I do not in this, lessen the merit of those gentlemen who have made such a long voyage as that round the globe; but I must be allowed to say, as the way is now a common road, the reason of it thoroughly known, and the occasion of it more frequent than in former times, so the world has done wondering at it; we no more look upon it as a mighty thing, a strange and never heard of undertaking; this cannot be now expected of us, the thing is made familiar, every ordinary sailor is able to do it, if his merchants are but qualified to furnish him for so long a voyage; and he that can carry a ship to Lisbon, may with the same ease carry it round the world.

Some tell us, it is enough to wonder at a thing nine days, one would reasonably then conclude, that it is enough that sailing round the world has been wondered at above a hundred years.

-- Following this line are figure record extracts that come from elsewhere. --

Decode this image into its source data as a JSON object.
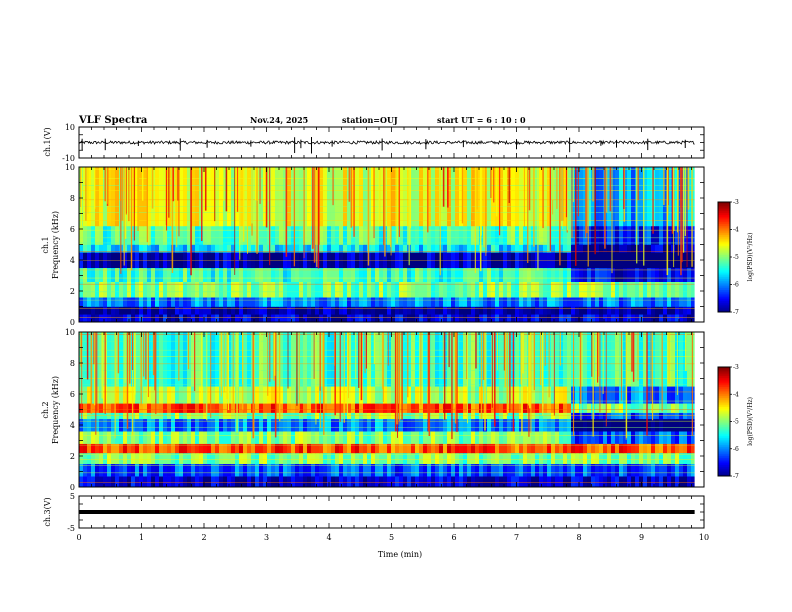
{
  "header": {
    "title": "VLF Spectra",
    "date": "Nov.24, 2025",
    "station": "station=OUJ",
    "start_time": "start  UT =   6 : 10 : 0"
  },
  "chart_data": [
    {
      "type": "line",
      "name": "ch1-waveform",
      "ylabel": "ch.1(V)",
      "ylim": [
        -10,
        10
      ],
      "ytick_labels": [
        "10",
        "-10"
      ],
      "baseline": 0,
      "noise_amplitude": 1,
      "spikes_min": [
        0.05,
        0.42,
        0.95,
        1.62,
        2.05,
        2.75,
        3.45,
        3.55,
        3.72,
        4.05,
        4.85,
        5.55,
        6.15,
        7.0,
        7.85,
        8.35,
        8.6,
        9.1,
        9.7
      ]
    },
    {
      "type": "heatmap",
      "name": "ch1-spectrogram",
      "ylabel": "ch.1\nFrequency  (kHz)",
      "ylim": [
        0,
        10
      ],
      "ytick_labels": [
        "0",
        "2",
        "4",
        "6",
        "8",
        "10"
      ],
      "value_units": "log(PSD)(V²/Hz)",
      "value_range": [
        -7,
        -3
      ],
      "bands_khz": [
        {
          "f0": 0.0,
          "f1": 0.5,
          "level": -6.6
        },
        {
          "f0": 0.5,
          "f1": 1.0,
          "level": -6.9
        },
        {
          "f0": 1.0,
          "f1": 1.6,
          "level": -6.0
        },
        {
          "f0": 1.6,
          "f1": 2.6,
          "level": -5.0
        },
        {
          "f0": 2.6,
          "f1": 3.5,
          "level": -5.3
        },
        {
          "f0": 3.5,
          "f1": 4.5,
          "level": -6.8
        },
        {
          "f0": 4.5,
          "f1": 5.0,
          "level": -5.6
        },
        {
          "f0": 5.0,
          "f1": 6.2,
          "level": -5.2
        },
        {
          "f0": 6.2,
          "f1": 10.0,
          "level": -4.6
        }
      ],
      "change_time_min": 7.85
    },
    {
      "type": "heatmap",
      "name": "ch2-spectrogram",
      "ylabel": "ch.2\nFrequency  (kHz)",
      "ylim": [
        0,
        10
      ],
      "ytick_labels": [
        "0",
        "2",
        "4",
        "6",
        "8",
        "10"
      ],
      "value_units": "log(PSD)(V²/Hz)",
      "value_range": [
        -7,
        -3
      ],
      "bands_khz": [
        {
          "f0": 0.0,
          "f1": 0.7,
          "level": -6.7
        },
        {
          "f0": 0.7,
          "f1": 1.5,
          "level": -6.2
        },
        {
          "f0": 1.5,
          "f1": 2.2,
          "level": -5.0
        },
        {
          "f0": 2.2,
          "f1": 2.8,
          "level": -3.8
        },
        {
          "f0": 2.8,
          "f1": 3.6,
          "level": -5.0
        },
        {
          "f0": 3.6,
          "f1": 4.4,
          "level": -6.0
        },
        {
          "f0": 4.4,
          "f1": 4.8,
          "level": -5.0
        },
        {
          "f0": 4.8,
          "f1": 5.4,
          "level": -3.8
        },
        {
          "f0": 5.4,
          "f1": 6.5,
          "level": -4.8
        },
        {
          "f0": 6.5,
          "f1": 10.0,
          "level": -5.2
        }
      ],
      "change_time_min": 7.85
    },
    {
      "type": "line",
      "name": "ch3-waveform",
      "ylabel": "ch.3(V)",
      "ylim": [
        -5,
        5
      ],
      "ytick_labels": [
        "5",
        "-5"
      ],
      "baseline": 0
    }
  ],
  "colorbar": {
    "label": "log(PSD)(V²/Hz)",
    "tick_labels": [
      "-3",
      "-4",
      "-5",
      "-6",
      "-7"
    ],
    "range": [
      -7,
      -3
    ]
  },
  "x_axis": {
    "label": "Time  (min)",
    "xlim": [
      0,
      10
    ],
    "tick_labels": [
      "0",
      "1",
      "2",
      "3",
      "4",
      "5",
      "6",
      "7",
      "8",
      "9",
      "10"
    ],
    "data_end_min": 9.85
  }
}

I shall therefore let the reader know, that it is not the rarity of going round the world that has occasioned this publication, but if some incidents have happened in such a voyage, as either have not happened to others, or as no other people, though performing the same voyage have taken notice of, then this account may be worth publishing, though the thing, viz. The Voyage round the World, be in itself of no value.

It is to be observed, of the several navigators whose Voyages round the World have been published, that few, if any of them, have diverted us with that variety which a circle of that length must needs offer. We have a very little account of their landings, their diversions, the accidents which happened to them, or to others by their means; the stories of their engagements, when they have had any scuffle either with natives, or European enemies, are told superficially and by halves; the storms and difficulties at sea or on shore, have nowhere a full relation; and all the rest of their accounts are generally filled up with directions for sailors coming that way, the bearings of the land, the depth of the channels, entrances, and bars, at the several ports, anchorage in the bays, and creeks, and the like things, useful indeed for seamen going thither again, and how few are they? but not at all to the purpose when we come expecting to find the history of the voyage.

Another sort of these writers have just given us their long journals, tedious accounts of their log-work, how many leagues they sailed every day; where they had the winds, when it blew hard, and when softly; what latitude in every observation, what meridian distance, and what variation of the compass. Such is the account of Sir John Narborough's Voyage to the South Seas, adorned with I know not how many charts of the famous Strait of Magellan, a place only now famous for showing the ignorance of Sir John Narborough, and a great many wise gentlemen before him, and for being a passage they had no need to have troubled themselves with, and which nobody will ever go through anymore.

Such also are the Voyages of Captain John Wood, to Nova Zemla, at the charge of the public, in King Charles the Second's time, and Martin Frobisher to the North-West Passages, in Queen Elizabeth's time; all which, are indeed full of their own journals, and the incidents of sailing, but have little or nothing of story in them, for the use of such readers who never intend to go to sea, and yet such readers may desire to hear how it has fared with those that have, and how affairs stand in those remote parts of the world.

For these reasons, when first I set out upon a cruising and trading voyage to the East, and resolved to go anywhere, and everywhere that the advantage of trade or the hopes of purchase should guide us, I also resolved to take such exact notice of everything that past within my reach, that I would be able, if I lived to come home, to give an account of my voyage, differing from all that I had ever seen before, in the nature of the observations, as well as the manner of relating them. And as this is perfectly new in its form, so I cannot doubt but it will be agreeable in the particulars, seeing either no voyage ever made before, had such variety of incidents happening in it, so useful and so diverting, or no person that sailed on those voyages, has thought fit to publish them after this manner.